Oz segue: “Não sabemos de nenhum raio que tenha fulminado Abraão como castigo por insolência ou ofensa aos céus”. Por que Deus não o fulminou? Simples: porque ninguém está acima da lei.
Quantos injustos serão beneficiados pelo indulto? Cinquenta? Dez? Vinte e cinco? Nenhum? Todos? Não sei. E não importa. Porque não é essa a questão. O Direito existe justamente para substituir esse tipo de raciocínio que dá margem a todo tipo de subjetivismo, que dá margem ao império dos homens substituindo-se ao império da lei.
Repito: o presidente não pode tudo, mas seu limite não é o STF enquanto STF; seu limite é o mesmo da corte: o Direito. O Direito que interdita.
Você é realmente o ministro, o procurador, o agente público… Ora, é preciso ter claro que todos têm uma função constitucional essencial à democracia e suas atribuições são parte daquilo que nos faz democratas.

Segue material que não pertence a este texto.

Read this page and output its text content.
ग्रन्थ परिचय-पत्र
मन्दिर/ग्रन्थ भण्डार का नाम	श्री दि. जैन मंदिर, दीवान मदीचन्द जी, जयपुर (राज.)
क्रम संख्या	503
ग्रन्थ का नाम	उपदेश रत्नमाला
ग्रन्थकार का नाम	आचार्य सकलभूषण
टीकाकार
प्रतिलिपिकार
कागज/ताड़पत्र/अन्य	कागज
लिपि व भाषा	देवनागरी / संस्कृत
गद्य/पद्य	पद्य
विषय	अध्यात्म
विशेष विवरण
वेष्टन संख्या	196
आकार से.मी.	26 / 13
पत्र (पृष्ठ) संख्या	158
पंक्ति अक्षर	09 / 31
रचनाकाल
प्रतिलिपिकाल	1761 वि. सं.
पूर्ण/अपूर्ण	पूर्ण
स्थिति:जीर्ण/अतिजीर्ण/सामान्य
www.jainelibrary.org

Mas você (procurador, juiz, ministro, presidente, deputado), não está acima da lei. Ninguém está. Portanto, vamos obedecer a Constituição. E não ficar de nariz torcido, reclamando pelas redes sociais. E nem inventando números. Goste-se ou não, o Direito continua.
A “lava jato” continua. O indulto não é a ruína. O Sol nascerá amanhã. E os alarmistas que fiquem tranquilos: Deus prometeu que não mandaria outro dilúvio! E palavra de Deus é lei.